— Кроме того, он приехал ко мне, покрытый ранами и синяками. Ребенка били, Поппи.
— Нет! Насколько все было плохо, Северус?
— Ты помнишь мой третий курс? Как я выглядел, когда вернулся в школу после летних каникул?
— Конечно. Не может быть, чтобы все было так плохо! Пожалуйста, скажи мне, что это не так, Северус.
— Даже немного хуже.
К концу второго курса я завел большой секретный набор лечебных зелий, который держал в своей школьной сумке. Тем летом я использовал почти все на маму.
— Я бы хотела взглянуть на раны сама. Полагаю, сейчас они уже должным образом исцелены?
— Конечно, мадам.
Не думала же она, что я не только некомпетентен, но и жесток?
— Тогда принеси свой Омут Памяти.
Она повернулась и направилась к скрытой ширмой кровати, едва сдерживая слезы.
— Гарри, милый? Ты оделся?
* * *
Г.П.
Я был одет настолько, насколько это было возможно. Эта штука была даже больше, чем мои обноски!
— Да, эм… — Как он там ее называл? — Мадам.
Подхватив меня на руки и усадив на высокую кровать, она принялась указывать палочкой на разные части моего тела, хмурясь при этом. Чтобы она там ни обнаружила, ей это не понравилось. Я, по возможности, сидел прямо и неподвижно и глубоко дышал, надеясь быть таким хорошим, как она хотела. А затем начались вопросы.
— Сколько тебе лет, Гарри?
— Восемь, мадам.
— Чем ты обычно питаешься каждый день? — спросила она. Отругает ли она меня, если узнает, что я не съел весь свой завтрак?
— В доме у моей тети я иногда ел хлеб и пил воду. А у Мистера Профессора Снейпа я кушал еще и сыр, и молоко, и масло.
Она слегка усмехнулась. «О, нет. Она скажет ему не кормить меня так много?»
— Так, Гарри, ты сказал, что иногда ел хлеб и пил воду. А что ты получал в другое время?

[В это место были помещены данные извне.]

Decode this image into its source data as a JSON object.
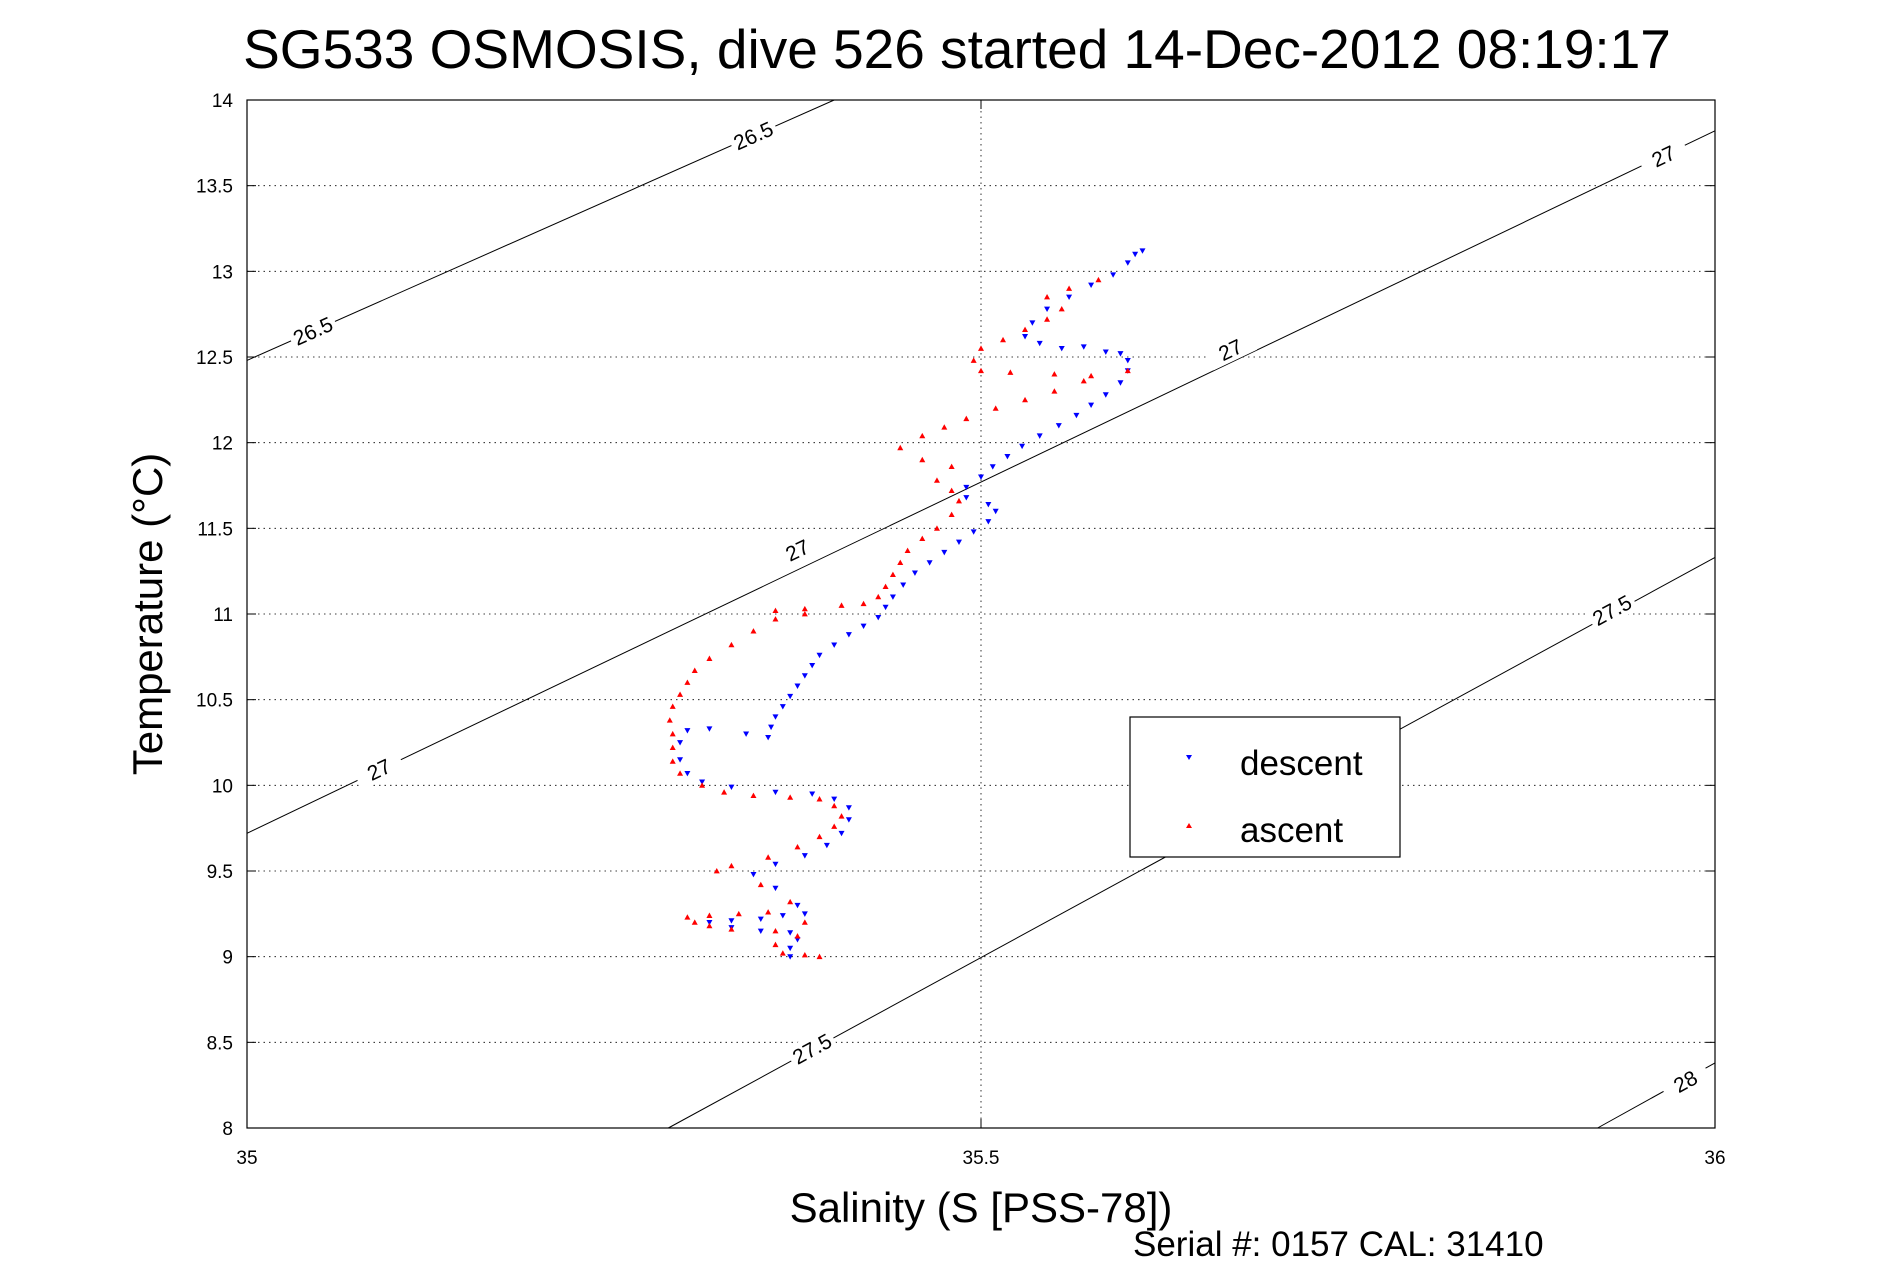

— Объедки или ничего, мадам.
Я считал себя счастливчиком, если мне удавалось поесть хоть раз в день, даже если мне и перепадала лишь корка черствого хлеба. Тогда я притворялся мышкой. Обычной меленькой серой мышкой, которая нашла кусочек хлеба в десять раз больше ее головы! Я откусывал большие куски воздуха с маленькой крошкой и жевал, словно мой рот был полон еды. После этого у меня всегда бывала отрыжка из-за того, что я заглатывал слишком много воздуха, но от этого впечатление, что я хорошо покушал, только усиливалось.
— Объедки или ничего, — бормотала она, делая записи большим пером. — А как часто ты ел? — кажется, она сомневалась, что об этом вообще стоит спрашивать.

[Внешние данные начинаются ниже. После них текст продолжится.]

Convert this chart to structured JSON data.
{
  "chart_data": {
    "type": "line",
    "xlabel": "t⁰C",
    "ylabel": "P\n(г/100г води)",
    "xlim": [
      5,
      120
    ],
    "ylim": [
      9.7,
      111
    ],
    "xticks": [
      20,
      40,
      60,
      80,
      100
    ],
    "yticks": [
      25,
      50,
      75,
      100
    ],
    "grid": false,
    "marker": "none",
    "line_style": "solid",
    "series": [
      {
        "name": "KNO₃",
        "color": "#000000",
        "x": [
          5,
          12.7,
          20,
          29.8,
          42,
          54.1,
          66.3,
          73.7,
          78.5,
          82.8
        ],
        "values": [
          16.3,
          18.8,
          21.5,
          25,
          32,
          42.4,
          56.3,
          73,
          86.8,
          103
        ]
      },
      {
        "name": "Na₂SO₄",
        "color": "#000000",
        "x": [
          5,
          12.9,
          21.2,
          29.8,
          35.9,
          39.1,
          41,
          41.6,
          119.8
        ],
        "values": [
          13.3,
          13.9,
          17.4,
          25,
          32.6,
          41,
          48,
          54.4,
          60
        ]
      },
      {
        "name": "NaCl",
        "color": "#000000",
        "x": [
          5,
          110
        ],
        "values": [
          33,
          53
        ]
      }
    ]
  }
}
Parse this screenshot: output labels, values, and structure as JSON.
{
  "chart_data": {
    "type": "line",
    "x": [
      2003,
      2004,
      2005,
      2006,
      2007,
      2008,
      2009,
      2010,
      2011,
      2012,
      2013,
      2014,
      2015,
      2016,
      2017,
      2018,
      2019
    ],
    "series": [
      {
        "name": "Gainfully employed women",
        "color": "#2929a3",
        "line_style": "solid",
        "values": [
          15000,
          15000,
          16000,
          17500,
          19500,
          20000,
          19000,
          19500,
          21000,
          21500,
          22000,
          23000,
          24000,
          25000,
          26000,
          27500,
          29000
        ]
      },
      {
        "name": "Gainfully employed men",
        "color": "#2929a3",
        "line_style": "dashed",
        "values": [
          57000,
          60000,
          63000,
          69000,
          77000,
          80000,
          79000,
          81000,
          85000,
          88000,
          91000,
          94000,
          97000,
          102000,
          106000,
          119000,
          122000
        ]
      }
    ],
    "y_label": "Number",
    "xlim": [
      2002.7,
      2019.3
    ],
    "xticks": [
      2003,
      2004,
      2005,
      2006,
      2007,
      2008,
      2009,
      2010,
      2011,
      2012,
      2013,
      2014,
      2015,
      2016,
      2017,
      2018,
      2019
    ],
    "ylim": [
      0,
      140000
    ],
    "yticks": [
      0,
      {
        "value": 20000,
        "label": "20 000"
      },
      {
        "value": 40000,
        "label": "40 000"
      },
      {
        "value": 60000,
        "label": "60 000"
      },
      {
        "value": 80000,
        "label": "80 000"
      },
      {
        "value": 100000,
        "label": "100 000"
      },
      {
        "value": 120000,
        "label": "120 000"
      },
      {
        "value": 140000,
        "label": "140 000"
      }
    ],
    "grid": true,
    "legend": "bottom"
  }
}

— Обычно каждый день, если не был наказан.
— А если тебя наказывали, милый? — она задержала дыхание. Еще никто и никогда не слушал меня так внимательно!
— Раз в несколько дней, может, неделю.
— Ты когда-нибудь ломал кости, милый? — она подняла на меня взгляд, натянуто улыбнувшись.
— Да, мадам.
Это случалось несколько раз. Дадли тоже как-то раз сломал руку, и тетя Петуния отвезла его в больницу, откуда он вернулся с большим белым гипсом, на котором все расписывались. У меня такого никогда не было.
— Так, а теперь ложись и постарайся не двигаться.
Она медленно водила палочкой вдоль моего тела, а она все дергалась над теми местами, где когда-то были раны. Когда она дошла до моих ног, по ее щекам катились слезы. Что я сделал, чтобы так расстроить ее?
— Простите, мадам! Я буду хорошим, я обещаю! — Если Снейп вернется и увидит, что из-за меня она плачет, это мне точно так просто не спустят!
А затем она сделала очень странную вещь. Сдавленно прошептав «О, ребенок», она притянула меня к себе, обняв, как плюшевого мишку. Она касалась тех мест, на которые до этого реагировала ее палочка, и шептала какие-то непонятные слова. Иногда из-за этого мое тело слегка изменялось, и это весьма дезориентировало. Она дала мне несколько маленьких бутылочек, чтобы я выпил странные жидкости из них; одна на вкус напоминала траву и дым от курительной трубки. Потом она позволила мне попить тыквенного сока, чтобы избавиться от послевкусия. Она была так добра! Я чувствовал вину, потому что из-за меня ей стало грустно.
Когда со всем этим было покончено, она усадила меня к себе на колени и стала укачивать, тихо напевая. «Так вот какого это, когда тебя держат на руках!» Одеяло и мантия — это было чудесно, но это… это было неописуемо. Мое сердце словно утопало в солнечном свете и билось быстрее, чем прежде. Но это приятное чувство долго не продлилось. Я понял, что по моим щекам катятся слезы, и сразу же напрягся, сжавшись в комочек и попытавшись их утереть. Я взмолился, чтобы она этого не заметила!